Influencers don’t ask the right questions

James Nord of Fohr really, really put this into perspective for me: “Influencers aren’t asking the right questions”. When I’m working with a brand, I’m essentially working for them. There’s obviously something they want from me. Is it sales? Is it “swipe up” clicks? Is it brand awareness for a specific campaign? Well, how the heck should I know unless I ask? This is a partnership. You’re very much supposed to ask ALL of the questions before signing a contract with a company. You want to make sure you ask all of the questions that ensure you’re creating successful content for the brand so that they’ll want to work with you again. If you’re up front about being uncertain about the end results, SPEAK UP! It’ll be so worth it.

Brands don’t recognize influencers’ worth

I think brands are doing a much better job at this in 2018. I’m speaking for myself and my business, but most brands are definitely willing to pay nowadays. But how much? Yes, this year I’ve taken on a few campaigns that paid less than my typical rate when I really wanted to work with a brand. To me, that’s worth it. I understand not having quite a big enough budget to meet my rate, but for the most part, I haven’t had a huge issue. For other inquiries, I’ve definitely turned down completely unpaid or really unfair rates. I’ve been offered $14 FOR AN ENTIRE BLOG POST. I’m sorry…WHAT? And that just really shows me that they have zero respect for my time and my content. NEXT.

Influencers feel entitled

We’ve all heard the horror stories of influencers. It’s horrible, and gives influencers a terrible reputation. I don’t think there’s too many of those types of influencers, but one bad apple affects us all. Back when bloggers first began working with brands, it was really on a “gifted” basis. We thought it was so cool to just be in contact with brands. Now, it’s expected. Influencers expect brands to just jump on board and send said influencer whatever their little heart desire. Over the years, I’ve realized that this isn’t how it works. You need to prove yourself to a brand if you reach out to work together. Why should they send you products or pay you money just because you asked? That’s not how a collaboration is supposed to work. You’re supposed to be able to bring something to the table in order to help that brand.

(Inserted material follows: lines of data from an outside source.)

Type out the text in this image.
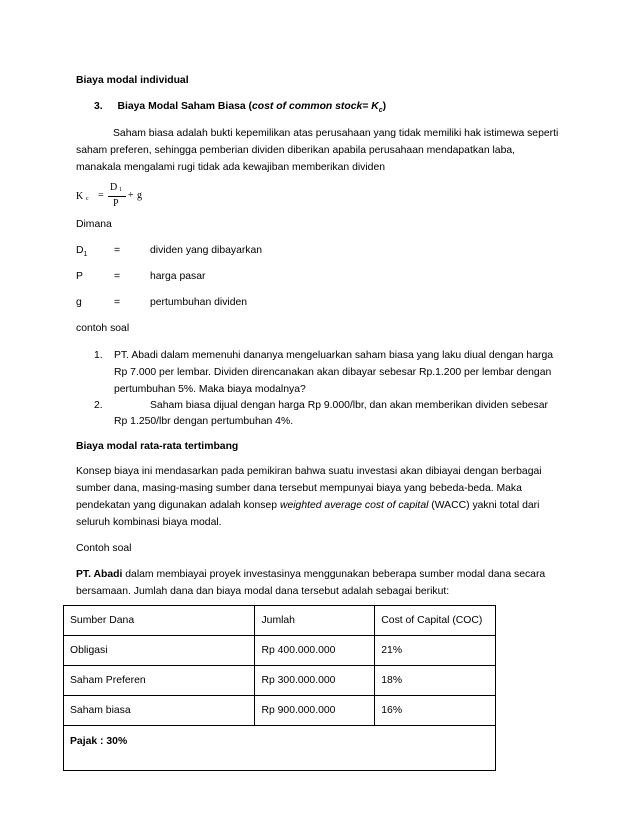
Biaya modal individual
3. Biaya Modal Saham Biasa (cost of common stock= $K_c$)
Saham biasa adalah bukti kepemilikan atas perusahaan yang tidak memiliki hak istimewa seperti
saham preferen, sehingga pemberian dividen diberikan apabila perusahaan mendapatkan laba,
manakala mengalami rugi tidak ada kewajiban memberikan dividen
K c =
D 1
P
+ g
Dimana
$D_1$	=	dividen yang dibayarkan
P	=	harga pasar
g	=	pertumbuhan dividen
contoh soal
1. PT. Abadi dalam memenuhi dananya mengeluarkan saham biasa yang laku diual dengan harga
Rp 7.000 per lembar. Dividen direncanakan akan dibayar sebesar Rp.1.200 per lembar dengan
pertumbuhan 5%. Maka biaya modalnya?
2.	Saham biasa dijual dengan harga Rp 9.000/lbr, dan akan memberikan dividen sebesar
Rp 1.250/lbr dengan pertumbuhan 4%.
Biaya modal rata-rata tertimbang
Konsep biaya ini mendasarkan pada pemikiran bahwa suatu investasi akan dibiayai dengan berbagai
sumber dana, masing-masing sumber dana tersebut mempunyai biaya yang bebeda-beda. Maka
pendekatan yang digunakan adalah konsep weighted average cost of capital (WACC) yakni total dari
seluruh kombinasi biaya modal.
Contoh soal
PT. Abadi dalam membiayai proyek investasinya menggunakan beberapa sumber modal dana secara
bersamaan. Jumlah dana dan biaya modal dana tersebut adalah sebagai berikut:
Sumber Dana	Jumlah	Cost of Capital (COC)
Obligasi	Rp 400.000.000	21%
Saham Preferen	Rp 300.000.000	18%
Saham biasa	Rp 900.000.000	16%
Pajak : 30%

Brands (sometimes) fail to pay on time

Much like any company, there are times when invoices just don’t get paid on time. It’s probably one of the most unfortunate parts of my job. But I actually understand this because I’m the one that deals with invoices for our fabrics, samples, and development during my 9-to-5. There’s so many moving parts before an invoice can be approved and paid. So I definitely can see how it happens. And then if you’re working with an agency, the brand needs to pay the agency before paying you. It’s a shitty situation (especially if someone is doing this full time), but again, it’s part of the business. Some influencers do enforce a late fee in their contract, which I also totally understand. Gotta do what you gotta do to get paid for your work.

Influencers Need To Consider Their Audience

Have you ever looked at an influencer’s feed and just saw #ad after #ad after #ad? There are definitely times where deadlines overlap and you have no choice but to post back to back sponsored content. I think, now more than ever, influencers need to be aware of their audiences on their blog and social media accounts. Our readers and followers are very, very smart. They know when an influencer is 1000% doing something for money. Sure, they all want recommendations for products and services, but they certainly don’t want us shoving it down their throats 5-7 days a week. That’s why I like to limit the amount of sponsored content I have per week and per month. It’s just really overwhelming: Not only for the person seeing it in their feed or on their computer screen, but also for influencers. And if you’re promoting similar products/services, that definitely does not look good to the brands you’re working with (be careful with exclusivity clauses!!).

All in all, it’s a whirlwind trying to put together sponsored and organic content in a way that just flows naturally. It’s every blogger’s dream, and something I think we can say we all strive for: the “perfect” balance. There’s so much that goes into a collaboration, and these “mistakes” made from both the brand and influencer side are great ways to better yourself as an influencer/blogger/content creator and businessperson.